今日の月は細い。薄い硝子に似て鋭角だ。面越しに見上げていると、頭上に気配が一つ降りて来た。カカシだ。もう後は片付けたのだろう。

刀を振って血を落とし鞘に収める。すっかり使い古して見事だった漆も剥げていた。それでも刀身の波紋は衰えない。さすが名刀と呼ばれる代物と感心する。


「完遂した。引き上げよう」

「……はい」

「どうした。いつにも増して静かじゃないの」

「……今日は三日月なのだなと思って」

「『月が綺麗ですね』って?」

「冗談やめてください。帰りましょう」


軽口な上司をあしらうが、この男はそんなことは屁でもないような顔をしているのだろう。面で隠れていても手に取るようにわかる。

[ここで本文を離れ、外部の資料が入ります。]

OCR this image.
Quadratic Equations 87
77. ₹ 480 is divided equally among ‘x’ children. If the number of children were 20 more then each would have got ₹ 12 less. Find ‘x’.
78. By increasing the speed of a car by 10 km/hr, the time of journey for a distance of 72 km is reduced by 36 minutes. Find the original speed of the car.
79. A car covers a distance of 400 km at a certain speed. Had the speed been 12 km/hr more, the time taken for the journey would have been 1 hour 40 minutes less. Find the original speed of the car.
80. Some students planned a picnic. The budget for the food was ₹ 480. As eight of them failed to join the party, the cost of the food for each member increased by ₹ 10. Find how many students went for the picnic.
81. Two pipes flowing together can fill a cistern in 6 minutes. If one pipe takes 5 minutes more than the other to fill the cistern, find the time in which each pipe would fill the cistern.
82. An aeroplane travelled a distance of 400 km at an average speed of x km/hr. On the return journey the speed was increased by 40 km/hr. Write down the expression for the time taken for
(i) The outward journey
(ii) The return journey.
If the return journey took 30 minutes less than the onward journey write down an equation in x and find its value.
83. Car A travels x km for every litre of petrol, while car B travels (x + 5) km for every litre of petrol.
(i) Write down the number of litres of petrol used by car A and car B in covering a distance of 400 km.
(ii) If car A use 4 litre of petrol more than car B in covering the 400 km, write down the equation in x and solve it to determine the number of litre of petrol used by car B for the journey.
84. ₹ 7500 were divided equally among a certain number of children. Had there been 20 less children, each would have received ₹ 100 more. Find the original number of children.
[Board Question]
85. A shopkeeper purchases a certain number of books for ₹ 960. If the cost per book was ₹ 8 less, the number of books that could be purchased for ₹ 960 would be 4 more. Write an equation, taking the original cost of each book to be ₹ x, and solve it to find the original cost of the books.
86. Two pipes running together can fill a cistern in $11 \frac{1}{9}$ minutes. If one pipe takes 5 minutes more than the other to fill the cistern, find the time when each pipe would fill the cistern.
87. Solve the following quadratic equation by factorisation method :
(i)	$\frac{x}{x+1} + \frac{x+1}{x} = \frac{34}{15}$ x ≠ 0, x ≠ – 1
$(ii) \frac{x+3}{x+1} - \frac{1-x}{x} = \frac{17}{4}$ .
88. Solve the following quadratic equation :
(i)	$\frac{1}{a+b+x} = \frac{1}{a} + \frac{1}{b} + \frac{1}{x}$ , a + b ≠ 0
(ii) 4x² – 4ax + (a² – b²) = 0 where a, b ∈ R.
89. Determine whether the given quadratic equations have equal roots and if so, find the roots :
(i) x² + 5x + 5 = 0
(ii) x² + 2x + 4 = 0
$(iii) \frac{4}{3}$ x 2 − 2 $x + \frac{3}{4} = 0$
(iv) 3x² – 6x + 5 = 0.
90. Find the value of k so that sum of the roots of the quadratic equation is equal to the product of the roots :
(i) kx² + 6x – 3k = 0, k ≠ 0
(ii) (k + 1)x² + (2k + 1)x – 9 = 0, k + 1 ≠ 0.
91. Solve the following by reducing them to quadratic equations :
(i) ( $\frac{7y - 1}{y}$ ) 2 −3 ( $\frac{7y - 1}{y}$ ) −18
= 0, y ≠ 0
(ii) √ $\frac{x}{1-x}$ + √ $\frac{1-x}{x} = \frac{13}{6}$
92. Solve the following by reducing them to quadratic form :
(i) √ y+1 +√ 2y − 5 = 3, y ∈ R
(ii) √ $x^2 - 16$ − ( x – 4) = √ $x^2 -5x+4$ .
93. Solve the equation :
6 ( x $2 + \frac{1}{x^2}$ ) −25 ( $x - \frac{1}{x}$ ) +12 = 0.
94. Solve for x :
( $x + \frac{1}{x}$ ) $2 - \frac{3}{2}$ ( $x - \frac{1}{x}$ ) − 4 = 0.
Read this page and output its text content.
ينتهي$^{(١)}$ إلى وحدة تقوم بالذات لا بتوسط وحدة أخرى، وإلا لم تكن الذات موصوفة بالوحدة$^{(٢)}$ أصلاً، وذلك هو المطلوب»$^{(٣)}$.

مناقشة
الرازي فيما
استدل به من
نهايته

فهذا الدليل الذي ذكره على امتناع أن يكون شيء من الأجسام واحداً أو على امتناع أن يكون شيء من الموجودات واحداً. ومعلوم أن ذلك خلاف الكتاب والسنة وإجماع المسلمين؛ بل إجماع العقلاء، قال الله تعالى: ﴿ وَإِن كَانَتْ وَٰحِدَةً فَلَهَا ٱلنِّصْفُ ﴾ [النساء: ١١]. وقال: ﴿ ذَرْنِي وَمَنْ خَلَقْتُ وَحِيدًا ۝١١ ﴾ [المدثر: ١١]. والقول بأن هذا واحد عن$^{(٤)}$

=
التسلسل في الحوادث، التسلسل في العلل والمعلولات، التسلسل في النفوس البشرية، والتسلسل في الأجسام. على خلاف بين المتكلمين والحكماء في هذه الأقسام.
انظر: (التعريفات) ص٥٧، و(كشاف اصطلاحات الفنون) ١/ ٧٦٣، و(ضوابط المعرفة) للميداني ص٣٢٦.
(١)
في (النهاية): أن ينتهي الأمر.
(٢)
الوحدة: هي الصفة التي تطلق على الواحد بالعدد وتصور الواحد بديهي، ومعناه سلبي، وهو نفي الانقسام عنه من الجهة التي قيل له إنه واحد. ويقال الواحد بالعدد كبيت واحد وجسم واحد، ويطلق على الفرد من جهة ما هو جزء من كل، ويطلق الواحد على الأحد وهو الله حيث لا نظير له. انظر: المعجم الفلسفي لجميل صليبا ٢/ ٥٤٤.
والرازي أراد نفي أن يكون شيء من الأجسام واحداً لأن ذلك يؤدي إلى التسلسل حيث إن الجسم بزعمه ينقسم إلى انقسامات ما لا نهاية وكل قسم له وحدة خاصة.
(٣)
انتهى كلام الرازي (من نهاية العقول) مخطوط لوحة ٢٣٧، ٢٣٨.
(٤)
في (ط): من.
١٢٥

それでも根の悪い人間ではないということはこの半年でよく知っていた。

親殺しはこの狭い里では罪状以上に疎まれた。禊が終わってから入隊した暗部内ですら、初めから顔が割れている状況には嫌気が差したものだ。

……カカシ班に配属されてからはそれも気にならなくなったが。

みょうじ一門と云えば木ノ葉でも貴重な古武術の一派と有名だっただけに、私を見る目は厳しい。父が狂っていたのは彼の名誉の為に公にはしなかったが、その父を殺したみょうじなまえの存在は現実以上に誇張されている様だった。

私の刀を見ただけで震え上がる者すら居る。まるで幻獣にでもなったかのようで笑えさえする。


「そういえば、なまえ」

「何です」

「誕生日おめでとう」

「……ああ、はい、どうも」

「成人祝いに教えてあげようか。ハヤテが特別上忍になったよ」

「……そうですか」


真っ暗な森を駆ける中、びゅうびゅうと耳元で鳴る風に掻き消されるかと思った声は、やけにはっきりと聞こえてしまうものだった。